El repartidor de periódicos

El ocaso Cifuentes

Supongo que sufro una grave patología. Este viernes me enfundé los calzoncillos de Homer Simpson, me serví una cerveza fría de esas que indefectiblemente joden la madera de la mesa del salón, freí unas raciones de colesterol con salchichas para comerlas con las manos y, una vez las yemas de los dedos estuvieron bien empapadas en grasa, le di al enter del ordenador dispuesto a pasar un buen rato. No me disponía a ver una película porno, machirulos prostibularios. Nunca he disfrutado con esas banalizaciones húmedas de la esclavitud. Estaba preparándome para disfrutar como jaramillo en primavera de la comparecencia de Cristina Cifuentes en la Audiencia Provincial de Madrid. La delegada del Gobierno de Rajoy en Madrid que disfrutaba mandando a los antidisturbios a apalear yayoflautas en los rodea el Congreso, y luego presidenta de la comunidad capitalina, se enfrenta a una pena de tres años y tres meses de cárcel por inducción a la comisión de un delito de falsedad documental. Presuntamente o menos, utilizó su poder político para obligar a docentes de la Universidad Rey Juan Carlos a falsificar actas sobre un máster que nunca cursó, como todos sabéis. El colmo de la cutrez y el desprecio al conocimiento.

El caso es que, ya os digo, estaba dispuesto a disfrutar de la comparecencia como un enano creciente. Pero no gocé, amol. Las salchichas se enfriaron y se calentó la cerveza. Y ver a Cifuentes desgranando mentirijillas escolares me sumergió en una honda melancolía. Supongo que debería falsificarme un máster en sed de venganza.

He buscado en nuestros viejos periódicos de papel, esos que se escriben con las falanges de los dedos y de la memoria, y el silencio opinativo sobre Cifuentes es atronador. El tema no interesa. Se conoce que se van acostumbrando a que presidentes del PP acaben en la cárcel, y no lo consideran noticia.

En El País, la escritora Nuria Labari es la única que le otorga la dimensión que merece al asunto: "El juicio a Cifuentes cae sobre todos nosotros como estudiantes, como padres, como profesores, como alumnos o como simples espectadores de un escándalo sin precedentes en el corazón de la universidad de nuestro país".

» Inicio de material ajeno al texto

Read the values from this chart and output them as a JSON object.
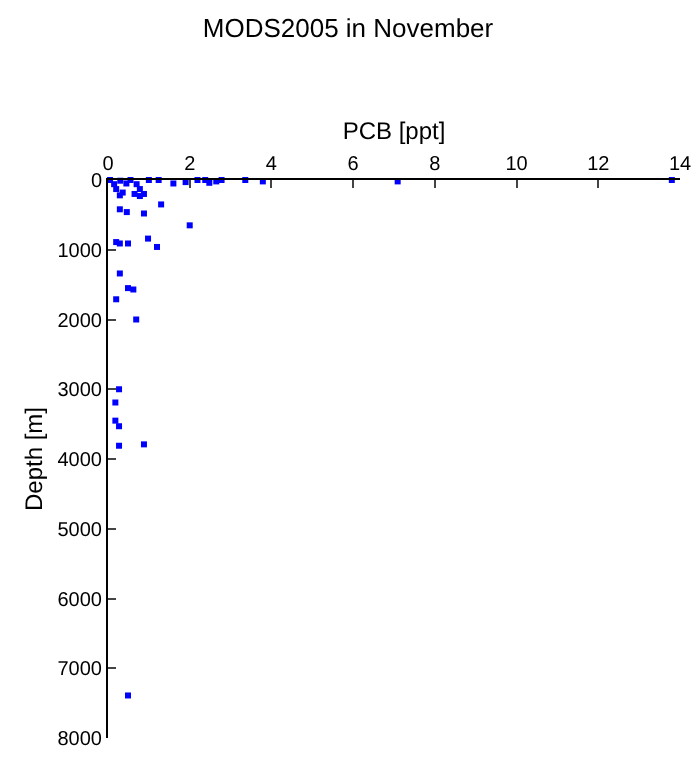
{
  "chart_data": {
    "type": "scatter",
    "title": "MODS2005 in November",
    "xlabel": "PCB [ppt]",
    "ylabel": "Depth [m]",
    "x": [
      0.05,
      0.3,
      0.55,
      1.0,
      0.15,
      0.45,
      0.7,
      1.24,
      1.6,
      1.9,
      2.19,
      2.38,
      2.48,
      2.65,
      2.78,
      3.36,
      3.79,
      7.09,
      13.8,
      0.2,
      0.78,
      0.36,
      0.29,
      0.65,
      0.88,
      0.78,
      1.3,
      0.29,
      0.46,
      0.88,
      2.0,
      0.2,
      0.29,
      0.49,
      0.98,
      1.2,
      0.29,
      0.49,
      0.62,
      0.2,
      0.69,
      0.27,
      0.18,
      0.18,
      0.27,
      0.27,
      0.88,
      0.49
    ],
    "values": [
      0,
      10,
      0,
      0,
      60,
      50,
      60,
      0,
      50,
      30,
      0,
      0,
      40,
      20,
      0,
      0,
      20,
      20,
      0,
      130,
      130,
      180,
      220,
      200,
      200,
      230,
      350,
      420,
      460,
      480,
      650,
      890,
      910,
      910,
      840,
      960,
      1340,
      1550,
      1570,
      1710,
      2000,
      3000,
      3190,
      3450,
      3530,
      3810,
      3790,
      7390
    ],
    "color": "#0000ff",
    "marker": "square",
    "xlim": [
      0,
      14
    ],
    "xticks": [
      0,
      2,
      4,
      6,
      8,
      10,
      12,
      14
    ],
    "ylim": [
      8000,
      0
    ],
    "yticks": [
      0,
      1000,
      2000,
      3000,
      4000,
      5000,
      6000,
      7000,
      8000
    ],
    "grid": false
  }
}
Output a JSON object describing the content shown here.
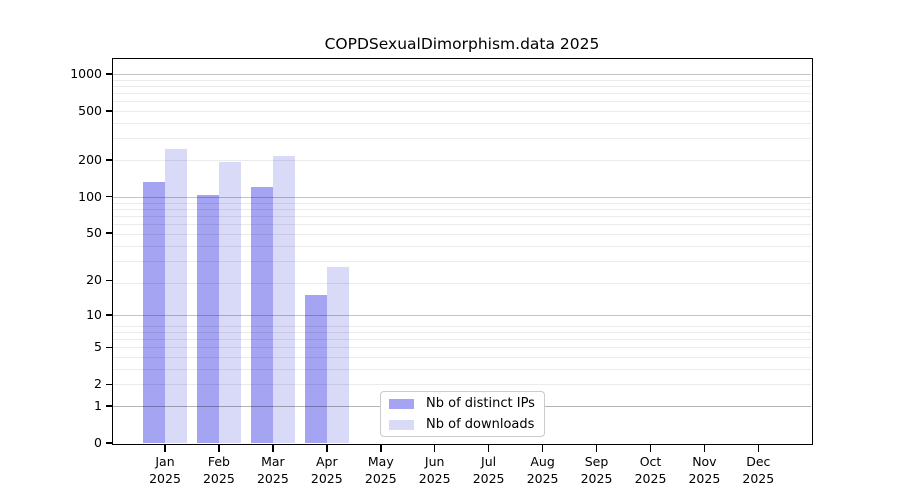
{
  "chart_data": {
    "type": "bar",
    "title": "COPDSexualDimorphism.data 2025",
    "categories": [
      "Jan",
      "Feb",
      "Mar",
      "Apr",
      "May",
      "Jun",
      "Jul",
      "Aug",
      "Sep",
      "Oct",
      "Nov",
      "Dec"
    ],
    "x_year": "2025",
    "series": [
      {
        "name": "Nb of distinct IPs",
        "color": "#a4a4f2",
        "values": [
          132,
          102,
          120,
          15,
          0,
          0,
          0,
          0,
          0,
          0,
          0,
          0
        ]
      },
      {
        "name": "Nb of downloads",
        "color": "#d9d9f8",
        "values": [
          243,
          193,
          216,
          26,
          0,
          0,
          0,
          0,
          0,
          0,
          0,
          0
        ]
      }
    ],
    "y_ticks": [
      0,
      1,
      2,
      5,
      10,
      20,
      50,
      100,
      200,
      500,
      1000
    ],
    "y_scale": "log10(value+1)",
    "ylim": [
      0,
      1300
    ],
    "grid": {
      "major_at": [
        1,
        10,
        100,
        1000
      ],
      "minor": "2-9 per decade",
      "drawn_over_bars": true
    },
    "legend_position": "lower center"
  },
  "colors": {
    "background": "#ffffff",
    "spine": "#000000",
    "text": "#000000",
    "major_grid": "rgba(0,0,0,0.23)",
    "minor_grid": "rgba(0,0,0,0.08)",
    "legend_border": "#cbcbcb"
  }
}
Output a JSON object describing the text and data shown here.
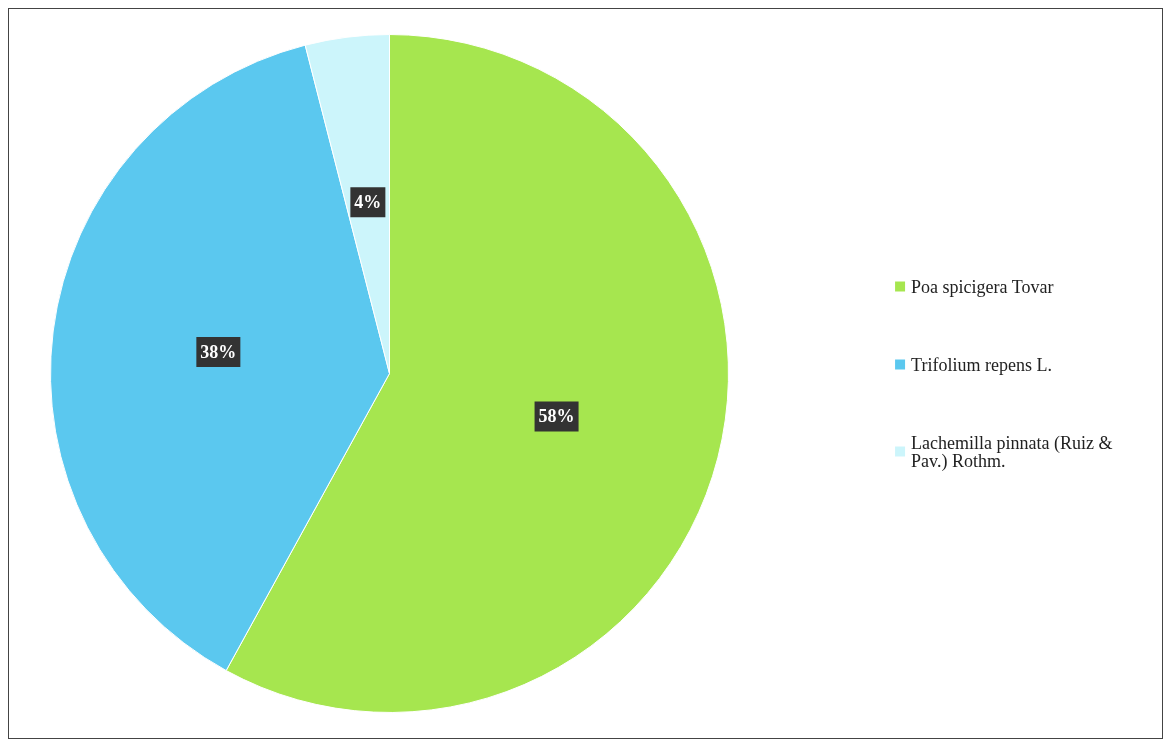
{
  "chart_data": {
    "type": "pie",
    "categories": [
      "Poa spicigera Tovar",
      "Trifolium repens L.",
      "Lachemilla pinnata (Ruiz & Pav.) Rothm."
    ],
    "values": [
      58,
      38,
      4
    ],
    "colors": [
      "#a6e64f",
      "#5bc8ef",
      "#ccf5fb"
    ],
    "value_labels": [
      "58%",
      "38%",
      "4%"
    ],
    "legend": "right"
  }
}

Y es que ese es el problema. Ahora que andamos todos paranoicoronavíricos, y con razón, imaginad que os atiende un médico que ha comprado su máster en epidemiología en Génova 13. Que os juzga un magistrado que ha promocionado al puesto con un título falso en derecho, como el de Cristina Cifuentes.

A mí, que se corrompan la economía, la política, el fútbol, el urbanismo, la monarquía, la iglesia o la prensa me parece hasta aceptable, por reversible. Pero corromper la educación y la cultura, la universidad, poner a Unamuno a dar clases magistrales en tutú, es el peor delito que puede cometer una sociedad contra sí misma. Niega el derecho vigilante de la inteligencia, siempre en la sombra. Muera la inteligencia, viva la muerte.

Responderán mis trolls peperos que el doctorado de Pedro Sánchez es plagiado. El clásico y tú más. Pero hasta el ABC, con todo su poder investigador, tuvo que reconocer que todos esos supuestos plagios están referenciados (leer aquí). Que la tesis del presidente sea una chapucilla de corta y pega, es otra cosa. Solo nos da el nivel al que hemos ido degradando nuestra universidad. Pero eso no es delito, es circunstancia.

Conocí a Raquel Ejerique, entonces subdirectora de eldiario.es y periodista que destapó la falsedad del máster de Cifuentes, el día en que la presidenta de la CAM dimitió tras difundirse un vídeo en el que robaba cremas de un supermercado. Ejerique estaba jodida. Ella tampoco había comprado máster en sed de venganza. A pesar de haber sido imputada por querella de Cifuentes tras la información veraz del caso máster.

--Estuvimos discutiendo en el periódico si dar la información del robo de las cremas o no. Eso es una enfermedad, no es un delito.

Pero fue lo importante. Lo definitivo. Vivimos en un país en el que se castiga más la enfermedad que la corrupción. El robo compulsivo en un súper que el desprestigio académico de una universidad. Y así nos va, españopithecus.